Protein-coding gene in the species Homo sapiens

Pituitary adenylate cyclase-activating polypeptide, also known as PACAP, is a protein that in humans is encoded by the ADCYAP1 gene. PACAP is similar to vasoactive intestinal peptide. One of its effects is to stimulate enterochromaffin-like cells. It binds to the vasoactive intestinal peptide receptor and the PACAP receptor.

== Function ==

This gene encodes adenylate cyclase-activating polypeptide 1. Mediated by adenylate cyclase-activating polypeptide 1 receptors, this polypeptide stimulates adenylate cyclase and subsequently increases the cAMP level in target cells. Adenylate cyclase-activating polypeptide 1 is not only a hypophysiotropic hormone (i.e. a substance that induces activity in the hypophysis), but also functions as a neurotransmitter and neuromodulator. In addition, it plays a role in paracrine and autocrine regulation of certain types of cells. This gene has five exons. Exons 1 and 2 encode the 5' UTR and signal peptide, respectively; exon 4 encodes an adenylate cyclase-activating polypeptide 1-related peptide; and exon 5 encodes the mature peptide and 3' UTR. This gene encodes three different mature peptides, including two isotypes: a shorter form and a longer form.

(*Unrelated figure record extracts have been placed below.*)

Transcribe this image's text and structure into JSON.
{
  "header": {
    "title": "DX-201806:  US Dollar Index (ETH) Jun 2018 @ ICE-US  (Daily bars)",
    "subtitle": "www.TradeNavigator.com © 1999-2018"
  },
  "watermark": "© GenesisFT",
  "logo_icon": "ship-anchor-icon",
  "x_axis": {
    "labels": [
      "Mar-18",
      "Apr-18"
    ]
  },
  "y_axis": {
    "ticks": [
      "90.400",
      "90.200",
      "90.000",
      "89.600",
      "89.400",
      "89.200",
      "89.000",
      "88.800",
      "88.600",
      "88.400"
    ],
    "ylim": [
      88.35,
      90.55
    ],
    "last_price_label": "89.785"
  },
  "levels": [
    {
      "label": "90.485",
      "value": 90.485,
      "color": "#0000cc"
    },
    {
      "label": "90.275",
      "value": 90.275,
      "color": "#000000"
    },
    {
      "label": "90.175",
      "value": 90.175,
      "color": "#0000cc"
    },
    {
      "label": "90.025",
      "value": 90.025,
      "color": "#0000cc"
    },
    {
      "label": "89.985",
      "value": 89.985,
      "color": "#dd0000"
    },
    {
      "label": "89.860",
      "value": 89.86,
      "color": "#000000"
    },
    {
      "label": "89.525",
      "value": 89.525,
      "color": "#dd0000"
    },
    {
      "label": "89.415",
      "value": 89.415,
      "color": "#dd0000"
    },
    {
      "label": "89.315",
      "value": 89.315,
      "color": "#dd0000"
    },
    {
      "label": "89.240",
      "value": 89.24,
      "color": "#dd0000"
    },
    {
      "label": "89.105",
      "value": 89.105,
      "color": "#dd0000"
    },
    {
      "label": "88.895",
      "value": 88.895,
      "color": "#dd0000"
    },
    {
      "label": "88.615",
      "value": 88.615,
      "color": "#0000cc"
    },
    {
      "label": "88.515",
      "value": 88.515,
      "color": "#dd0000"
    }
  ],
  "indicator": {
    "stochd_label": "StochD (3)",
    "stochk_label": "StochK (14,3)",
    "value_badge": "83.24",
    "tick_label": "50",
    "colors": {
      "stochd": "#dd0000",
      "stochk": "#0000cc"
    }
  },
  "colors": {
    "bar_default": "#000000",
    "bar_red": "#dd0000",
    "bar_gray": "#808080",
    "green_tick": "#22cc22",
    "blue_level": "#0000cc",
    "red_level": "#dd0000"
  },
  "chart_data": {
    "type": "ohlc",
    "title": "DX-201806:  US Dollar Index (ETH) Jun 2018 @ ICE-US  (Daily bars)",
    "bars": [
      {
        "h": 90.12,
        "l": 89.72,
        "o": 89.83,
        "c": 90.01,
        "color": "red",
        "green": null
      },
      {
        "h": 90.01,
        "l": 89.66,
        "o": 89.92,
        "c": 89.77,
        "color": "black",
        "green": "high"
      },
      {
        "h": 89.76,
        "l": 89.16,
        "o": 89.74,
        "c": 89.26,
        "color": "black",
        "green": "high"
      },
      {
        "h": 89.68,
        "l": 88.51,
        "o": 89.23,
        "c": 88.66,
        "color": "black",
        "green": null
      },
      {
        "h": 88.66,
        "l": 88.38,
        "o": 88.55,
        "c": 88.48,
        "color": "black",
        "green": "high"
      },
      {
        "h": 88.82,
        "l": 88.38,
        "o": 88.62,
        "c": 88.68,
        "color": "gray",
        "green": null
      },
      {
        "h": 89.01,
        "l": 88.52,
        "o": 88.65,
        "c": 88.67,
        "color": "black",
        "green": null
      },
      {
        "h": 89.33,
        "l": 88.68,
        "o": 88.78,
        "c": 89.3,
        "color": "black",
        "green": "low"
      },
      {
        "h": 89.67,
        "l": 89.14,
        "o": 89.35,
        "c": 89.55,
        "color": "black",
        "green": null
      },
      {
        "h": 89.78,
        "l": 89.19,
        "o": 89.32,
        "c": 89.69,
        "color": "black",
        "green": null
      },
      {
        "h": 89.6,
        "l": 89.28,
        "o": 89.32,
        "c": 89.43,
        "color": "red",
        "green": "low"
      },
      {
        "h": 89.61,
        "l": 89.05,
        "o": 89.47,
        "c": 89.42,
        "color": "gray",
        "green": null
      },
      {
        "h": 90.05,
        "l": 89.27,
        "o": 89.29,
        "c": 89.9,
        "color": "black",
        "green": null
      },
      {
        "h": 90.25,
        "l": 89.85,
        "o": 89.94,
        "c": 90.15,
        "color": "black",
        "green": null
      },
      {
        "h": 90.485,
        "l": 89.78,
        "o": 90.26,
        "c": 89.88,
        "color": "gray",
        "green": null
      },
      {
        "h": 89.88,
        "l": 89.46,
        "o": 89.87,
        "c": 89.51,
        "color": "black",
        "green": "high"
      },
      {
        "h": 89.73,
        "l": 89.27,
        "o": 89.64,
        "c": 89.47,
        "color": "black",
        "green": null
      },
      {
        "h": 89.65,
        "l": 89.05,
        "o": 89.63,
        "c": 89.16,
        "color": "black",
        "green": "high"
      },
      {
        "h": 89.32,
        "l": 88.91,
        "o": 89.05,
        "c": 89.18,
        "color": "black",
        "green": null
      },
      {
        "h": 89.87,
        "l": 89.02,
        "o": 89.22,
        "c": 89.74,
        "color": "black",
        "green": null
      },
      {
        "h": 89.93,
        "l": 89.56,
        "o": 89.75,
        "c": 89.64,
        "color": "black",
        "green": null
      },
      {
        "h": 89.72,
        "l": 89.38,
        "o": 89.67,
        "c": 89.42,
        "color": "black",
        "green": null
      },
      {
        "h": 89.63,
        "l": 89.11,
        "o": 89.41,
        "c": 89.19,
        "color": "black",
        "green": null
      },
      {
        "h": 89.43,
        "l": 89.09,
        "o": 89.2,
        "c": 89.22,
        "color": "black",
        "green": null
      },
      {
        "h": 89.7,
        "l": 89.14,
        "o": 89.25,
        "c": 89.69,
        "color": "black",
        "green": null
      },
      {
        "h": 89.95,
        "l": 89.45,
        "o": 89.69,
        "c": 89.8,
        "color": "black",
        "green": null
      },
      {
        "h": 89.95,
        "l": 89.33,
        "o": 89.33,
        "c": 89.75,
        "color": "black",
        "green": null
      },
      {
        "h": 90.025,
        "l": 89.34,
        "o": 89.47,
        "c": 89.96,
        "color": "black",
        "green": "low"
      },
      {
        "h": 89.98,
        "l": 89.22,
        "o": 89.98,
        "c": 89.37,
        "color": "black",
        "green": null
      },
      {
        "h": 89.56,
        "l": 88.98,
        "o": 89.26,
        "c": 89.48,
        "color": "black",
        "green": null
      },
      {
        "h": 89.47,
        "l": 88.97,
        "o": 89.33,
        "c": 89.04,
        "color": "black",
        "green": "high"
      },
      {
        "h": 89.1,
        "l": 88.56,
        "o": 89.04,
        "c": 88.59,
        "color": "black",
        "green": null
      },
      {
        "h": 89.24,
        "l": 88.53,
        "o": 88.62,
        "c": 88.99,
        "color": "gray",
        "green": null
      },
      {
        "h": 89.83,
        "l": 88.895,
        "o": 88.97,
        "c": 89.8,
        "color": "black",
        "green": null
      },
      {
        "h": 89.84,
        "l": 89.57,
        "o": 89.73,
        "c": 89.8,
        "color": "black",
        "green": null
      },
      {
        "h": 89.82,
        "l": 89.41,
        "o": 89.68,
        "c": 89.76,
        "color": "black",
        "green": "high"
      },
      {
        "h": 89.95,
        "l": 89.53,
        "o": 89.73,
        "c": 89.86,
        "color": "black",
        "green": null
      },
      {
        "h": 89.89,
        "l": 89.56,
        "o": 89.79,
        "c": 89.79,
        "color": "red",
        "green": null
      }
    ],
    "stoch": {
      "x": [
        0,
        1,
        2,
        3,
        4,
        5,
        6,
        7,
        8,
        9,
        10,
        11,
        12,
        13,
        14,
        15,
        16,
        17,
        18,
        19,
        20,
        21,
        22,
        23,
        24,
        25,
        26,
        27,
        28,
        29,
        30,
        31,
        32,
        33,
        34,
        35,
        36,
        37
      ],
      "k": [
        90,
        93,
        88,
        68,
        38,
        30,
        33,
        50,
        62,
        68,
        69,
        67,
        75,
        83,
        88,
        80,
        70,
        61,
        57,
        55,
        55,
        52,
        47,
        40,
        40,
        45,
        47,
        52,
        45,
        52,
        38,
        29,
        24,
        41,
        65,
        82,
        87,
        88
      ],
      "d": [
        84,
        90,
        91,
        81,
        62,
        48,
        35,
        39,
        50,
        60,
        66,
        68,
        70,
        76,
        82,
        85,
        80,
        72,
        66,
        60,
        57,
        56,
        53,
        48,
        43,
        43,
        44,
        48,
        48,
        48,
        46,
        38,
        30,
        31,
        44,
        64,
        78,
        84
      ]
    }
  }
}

A version of this gene has been associated with post-traumatic stress disorder (PTSD) in women (but not men). This disorder involves a maladaptive psychological response to traumatic, i.e. existence-threatening, events. Ressler et al. identified an association of a SNP in the gene coding for pituitary adenylate cyclase-activating polypeptide (PACAP), implicating this peptide and its receptor (PAC1) in PTSD. In mouse model of heavy alcohol drinking, PACAP seems to mediate alcohol effects on bed nucleus of the stria terminalis.

===Headache Disorders===
Both isoforms of PACAP (PACAP-38 and PACAP-27) have been implicated in migraine pathogenesis. A Danish research group led by Dr. Messoud Ashina found that intravenous infusion of PACAP-38 induced migraine attacks in 58% of people with migraine, whilst the corresponding migraine induction rate was 55% for PACAP-27. Treatments with monoclonal antibodies have been investigated to target PACAP or its receptors for the treatment of primary headache disorders. In a phase 2, proof of concept study published in 2024, a monoclonal antibody treatment targeting PACAP (denoted Lu AG09222) reduced the number of migraine days in patients suffering from treatment-resistant migraines. Attempts to target its receptors have been less successful. Amgen's AMG-301, which targets the PAC1 receptor, failed to show greater efficacy than placebo in phase II trials.

===Neuroprotective===
PACAP has also been shown to be neuroprotective, though its tendency to induce migraines has limited clinical use of this property.

== Interactions ==

Pituitary adenylate cyclase-activating peptide has been shown to interact with the secretin receptor (with low affinity), as well as MRGPRX2 and GPR55.